Founded in 1992, the OAFB represented 125 food banks, and over 1,100 hunger-relief organizations across the province, including: urban and rural food banks, community kitchens, breakfast clubs and school meal programs, community food centres, emergency shelters, and seniors' facilities. The mission of the Ontario Association of Food Banks was to "strengthen communities by providing food banks with food, resources, and solutions that address both short and long-term food insecurity."

Every year, the OAFB released a research report on hunger and food bank use in Ontario. This has continued after the rebranding.

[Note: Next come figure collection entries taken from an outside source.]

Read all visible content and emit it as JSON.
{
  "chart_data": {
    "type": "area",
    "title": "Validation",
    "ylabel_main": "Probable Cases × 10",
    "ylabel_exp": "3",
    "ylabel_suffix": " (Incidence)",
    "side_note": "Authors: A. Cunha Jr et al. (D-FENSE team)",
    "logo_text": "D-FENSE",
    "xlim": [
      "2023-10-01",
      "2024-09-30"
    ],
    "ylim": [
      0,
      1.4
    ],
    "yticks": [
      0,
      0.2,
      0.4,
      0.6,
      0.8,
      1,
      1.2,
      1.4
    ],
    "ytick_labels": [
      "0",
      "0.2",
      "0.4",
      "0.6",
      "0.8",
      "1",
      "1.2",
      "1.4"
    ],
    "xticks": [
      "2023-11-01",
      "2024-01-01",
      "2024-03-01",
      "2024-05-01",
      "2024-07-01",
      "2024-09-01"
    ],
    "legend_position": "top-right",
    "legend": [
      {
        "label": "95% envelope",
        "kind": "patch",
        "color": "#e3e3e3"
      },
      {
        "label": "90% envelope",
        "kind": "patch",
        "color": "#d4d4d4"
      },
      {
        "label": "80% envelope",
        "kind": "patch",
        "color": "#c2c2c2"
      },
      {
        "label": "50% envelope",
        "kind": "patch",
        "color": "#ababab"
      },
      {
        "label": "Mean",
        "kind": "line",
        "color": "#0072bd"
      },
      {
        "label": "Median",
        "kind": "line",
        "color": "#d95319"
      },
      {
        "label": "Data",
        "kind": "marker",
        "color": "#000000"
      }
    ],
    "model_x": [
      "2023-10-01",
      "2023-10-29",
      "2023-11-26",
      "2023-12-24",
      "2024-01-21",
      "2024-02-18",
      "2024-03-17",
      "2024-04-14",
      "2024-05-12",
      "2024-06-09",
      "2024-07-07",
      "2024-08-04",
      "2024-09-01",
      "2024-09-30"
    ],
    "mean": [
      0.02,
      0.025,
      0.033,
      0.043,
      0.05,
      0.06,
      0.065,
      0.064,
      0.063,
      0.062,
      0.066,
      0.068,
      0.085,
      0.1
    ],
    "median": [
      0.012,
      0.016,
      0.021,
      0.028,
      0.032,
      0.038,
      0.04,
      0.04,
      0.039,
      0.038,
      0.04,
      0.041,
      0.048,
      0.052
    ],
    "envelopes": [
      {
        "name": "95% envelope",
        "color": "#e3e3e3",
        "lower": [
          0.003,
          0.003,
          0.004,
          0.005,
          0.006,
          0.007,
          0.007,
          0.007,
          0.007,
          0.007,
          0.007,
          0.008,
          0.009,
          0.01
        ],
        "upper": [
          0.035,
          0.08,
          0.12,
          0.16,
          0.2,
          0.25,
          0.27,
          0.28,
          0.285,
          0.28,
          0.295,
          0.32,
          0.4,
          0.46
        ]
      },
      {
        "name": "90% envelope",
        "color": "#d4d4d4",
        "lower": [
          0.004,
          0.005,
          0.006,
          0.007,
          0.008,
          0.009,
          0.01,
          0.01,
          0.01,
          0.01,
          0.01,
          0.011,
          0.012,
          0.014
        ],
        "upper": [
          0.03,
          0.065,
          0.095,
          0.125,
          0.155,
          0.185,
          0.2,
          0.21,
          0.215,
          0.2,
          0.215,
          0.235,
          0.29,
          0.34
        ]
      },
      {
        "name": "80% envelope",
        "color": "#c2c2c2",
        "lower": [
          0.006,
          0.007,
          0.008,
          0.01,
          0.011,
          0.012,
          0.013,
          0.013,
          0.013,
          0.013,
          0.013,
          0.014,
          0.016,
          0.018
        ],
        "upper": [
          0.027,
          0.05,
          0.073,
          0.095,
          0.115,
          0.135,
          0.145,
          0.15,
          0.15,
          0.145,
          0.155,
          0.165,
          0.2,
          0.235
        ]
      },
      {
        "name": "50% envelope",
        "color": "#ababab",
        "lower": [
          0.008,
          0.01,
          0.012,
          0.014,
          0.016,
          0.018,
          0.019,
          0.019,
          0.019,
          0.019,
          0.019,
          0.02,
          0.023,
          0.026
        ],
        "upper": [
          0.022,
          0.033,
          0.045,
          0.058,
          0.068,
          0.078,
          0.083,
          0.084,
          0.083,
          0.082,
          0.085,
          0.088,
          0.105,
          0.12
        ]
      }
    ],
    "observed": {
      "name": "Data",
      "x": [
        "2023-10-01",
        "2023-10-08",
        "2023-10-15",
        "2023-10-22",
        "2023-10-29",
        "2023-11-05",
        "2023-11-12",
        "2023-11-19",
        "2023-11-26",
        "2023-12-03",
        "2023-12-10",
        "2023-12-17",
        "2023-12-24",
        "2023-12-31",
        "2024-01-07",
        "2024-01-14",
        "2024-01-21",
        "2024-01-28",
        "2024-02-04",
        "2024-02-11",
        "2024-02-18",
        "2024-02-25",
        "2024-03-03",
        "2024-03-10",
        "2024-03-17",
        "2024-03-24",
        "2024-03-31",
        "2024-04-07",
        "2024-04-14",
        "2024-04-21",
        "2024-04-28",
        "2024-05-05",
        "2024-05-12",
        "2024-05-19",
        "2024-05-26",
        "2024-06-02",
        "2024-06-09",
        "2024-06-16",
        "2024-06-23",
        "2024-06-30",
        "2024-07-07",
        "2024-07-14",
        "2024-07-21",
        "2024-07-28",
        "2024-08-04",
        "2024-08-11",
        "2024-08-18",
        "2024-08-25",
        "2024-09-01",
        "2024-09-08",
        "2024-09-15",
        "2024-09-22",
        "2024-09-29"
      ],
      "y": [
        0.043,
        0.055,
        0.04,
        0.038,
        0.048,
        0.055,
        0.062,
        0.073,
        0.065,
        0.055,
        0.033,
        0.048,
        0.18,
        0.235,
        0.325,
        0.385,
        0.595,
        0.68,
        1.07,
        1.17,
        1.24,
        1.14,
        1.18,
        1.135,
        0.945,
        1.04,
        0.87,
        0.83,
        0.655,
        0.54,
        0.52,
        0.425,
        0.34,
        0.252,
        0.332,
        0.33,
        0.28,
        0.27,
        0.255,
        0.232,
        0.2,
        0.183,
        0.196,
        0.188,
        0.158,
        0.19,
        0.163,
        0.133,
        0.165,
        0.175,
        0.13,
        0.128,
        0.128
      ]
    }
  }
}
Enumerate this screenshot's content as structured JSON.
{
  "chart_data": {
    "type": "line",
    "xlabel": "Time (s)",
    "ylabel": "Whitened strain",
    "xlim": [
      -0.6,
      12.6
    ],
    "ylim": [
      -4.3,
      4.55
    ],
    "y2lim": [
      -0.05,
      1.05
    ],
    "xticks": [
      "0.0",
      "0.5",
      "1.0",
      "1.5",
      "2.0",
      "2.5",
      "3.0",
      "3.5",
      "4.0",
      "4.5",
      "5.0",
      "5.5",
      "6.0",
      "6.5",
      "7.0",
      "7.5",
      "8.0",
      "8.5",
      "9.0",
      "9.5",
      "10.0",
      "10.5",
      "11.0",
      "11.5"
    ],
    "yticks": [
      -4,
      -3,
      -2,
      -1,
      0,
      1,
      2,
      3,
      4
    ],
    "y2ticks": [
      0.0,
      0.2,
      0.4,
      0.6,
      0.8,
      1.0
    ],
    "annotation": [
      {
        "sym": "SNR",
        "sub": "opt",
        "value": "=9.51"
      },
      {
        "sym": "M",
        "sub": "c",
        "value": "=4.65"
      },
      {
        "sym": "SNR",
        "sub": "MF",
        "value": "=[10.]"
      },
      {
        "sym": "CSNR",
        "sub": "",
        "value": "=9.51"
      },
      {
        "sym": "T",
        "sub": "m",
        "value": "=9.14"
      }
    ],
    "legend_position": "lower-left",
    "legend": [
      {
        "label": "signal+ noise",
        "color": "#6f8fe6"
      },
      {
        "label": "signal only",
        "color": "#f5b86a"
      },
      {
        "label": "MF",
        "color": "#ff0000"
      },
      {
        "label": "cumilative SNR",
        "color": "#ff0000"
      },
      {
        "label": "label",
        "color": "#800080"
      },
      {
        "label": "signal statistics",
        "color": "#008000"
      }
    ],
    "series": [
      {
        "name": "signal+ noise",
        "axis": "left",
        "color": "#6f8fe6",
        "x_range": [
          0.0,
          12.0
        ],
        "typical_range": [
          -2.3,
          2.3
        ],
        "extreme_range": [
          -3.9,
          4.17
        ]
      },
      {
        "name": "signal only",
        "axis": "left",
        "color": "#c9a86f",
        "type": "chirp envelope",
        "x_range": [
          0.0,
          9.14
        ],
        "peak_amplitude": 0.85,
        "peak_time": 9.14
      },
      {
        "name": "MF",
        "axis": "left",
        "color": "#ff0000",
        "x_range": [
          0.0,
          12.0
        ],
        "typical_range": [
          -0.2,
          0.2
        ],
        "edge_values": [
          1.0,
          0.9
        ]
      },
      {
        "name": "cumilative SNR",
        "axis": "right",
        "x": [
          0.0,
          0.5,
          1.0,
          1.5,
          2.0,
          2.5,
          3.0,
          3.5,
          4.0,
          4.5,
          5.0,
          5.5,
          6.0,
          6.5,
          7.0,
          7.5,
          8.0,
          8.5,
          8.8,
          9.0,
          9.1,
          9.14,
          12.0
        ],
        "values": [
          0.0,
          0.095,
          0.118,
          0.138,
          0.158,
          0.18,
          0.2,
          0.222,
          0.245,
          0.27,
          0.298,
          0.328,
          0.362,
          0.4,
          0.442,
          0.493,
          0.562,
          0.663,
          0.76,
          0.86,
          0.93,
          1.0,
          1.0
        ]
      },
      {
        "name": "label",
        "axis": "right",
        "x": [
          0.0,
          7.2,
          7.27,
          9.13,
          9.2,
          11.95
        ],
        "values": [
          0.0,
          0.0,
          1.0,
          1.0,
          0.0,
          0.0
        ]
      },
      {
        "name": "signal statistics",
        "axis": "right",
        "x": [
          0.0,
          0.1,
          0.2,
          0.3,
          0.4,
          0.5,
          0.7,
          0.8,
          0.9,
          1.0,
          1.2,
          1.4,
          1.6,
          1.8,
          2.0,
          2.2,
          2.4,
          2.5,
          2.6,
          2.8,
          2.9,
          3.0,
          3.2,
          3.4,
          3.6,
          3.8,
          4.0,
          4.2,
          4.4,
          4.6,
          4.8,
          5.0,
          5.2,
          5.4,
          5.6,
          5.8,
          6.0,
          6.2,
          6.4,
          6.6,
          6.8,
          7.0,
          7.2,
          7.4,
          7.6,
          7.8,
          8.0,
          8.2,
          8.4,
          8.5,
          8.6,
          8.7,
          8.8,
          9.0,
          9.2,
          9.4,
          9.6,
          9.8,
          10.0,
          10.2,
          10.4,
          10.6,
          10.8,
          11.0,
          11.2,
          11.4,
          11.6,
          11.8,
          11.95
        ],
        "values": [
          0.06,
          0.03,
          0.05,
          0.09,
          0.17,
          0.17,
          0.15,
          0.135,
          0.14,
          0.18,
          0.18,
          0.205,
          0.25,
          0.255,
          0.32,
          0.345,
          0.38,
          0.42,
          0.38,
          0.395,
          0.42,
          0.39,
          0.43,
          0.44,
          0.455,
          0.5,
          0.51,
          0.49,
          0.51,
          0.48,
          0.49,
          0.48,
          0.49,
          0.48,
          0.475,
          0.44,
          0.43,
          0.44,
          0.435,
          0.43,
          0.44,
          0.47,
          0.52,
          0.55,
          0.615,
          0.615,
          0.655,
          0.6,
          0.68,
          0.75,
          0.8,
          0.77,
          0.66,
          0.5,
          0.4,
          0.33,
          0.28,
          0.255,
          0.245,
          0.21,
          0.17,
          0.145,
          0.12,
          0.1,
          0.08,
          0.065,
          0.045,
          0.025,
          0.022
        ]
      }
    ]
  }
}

In 2015, the OAFB Hunger Report revealed:
- 358,963 people accessed food banks across Ontario in March 2015, with 120,554 of those clients being children under 18 years of age
- 35% increase in senior citizens visiting food banks over the previous year
- 49% of food bank clients are single-person households
- 90% of food bank clients are either rental or social housing tenants
- Over 12% of senior citizens fall below Ontario's Low Income Measure. This number more than doubles to 27% when looking at seniors who also identify as single
- Senior citizens are expected to represent 23% of the population by 2030
- Single person households represent almost 50% of those who visit food banks, an 11% increase over the past 5 years
- The average food bank client spends 70% of their income on rent, leaving very little for all other necessities
- 1 in 3 jobs in Ontario is temporary, contract, or part-time. An individual working full-time, at minimum-wage will have an annual income of approximately $21,000, falling well below Ontario's Low Income Measure

In 2007, the OAFB had been noted for innovative programming by The Globe and Mail and the Toronto Star.

=== Rebranding ===
On 11 February 2019, the organization changed its name to 'Feed Ontario' to better reflect its modern activities that have evolved since the past.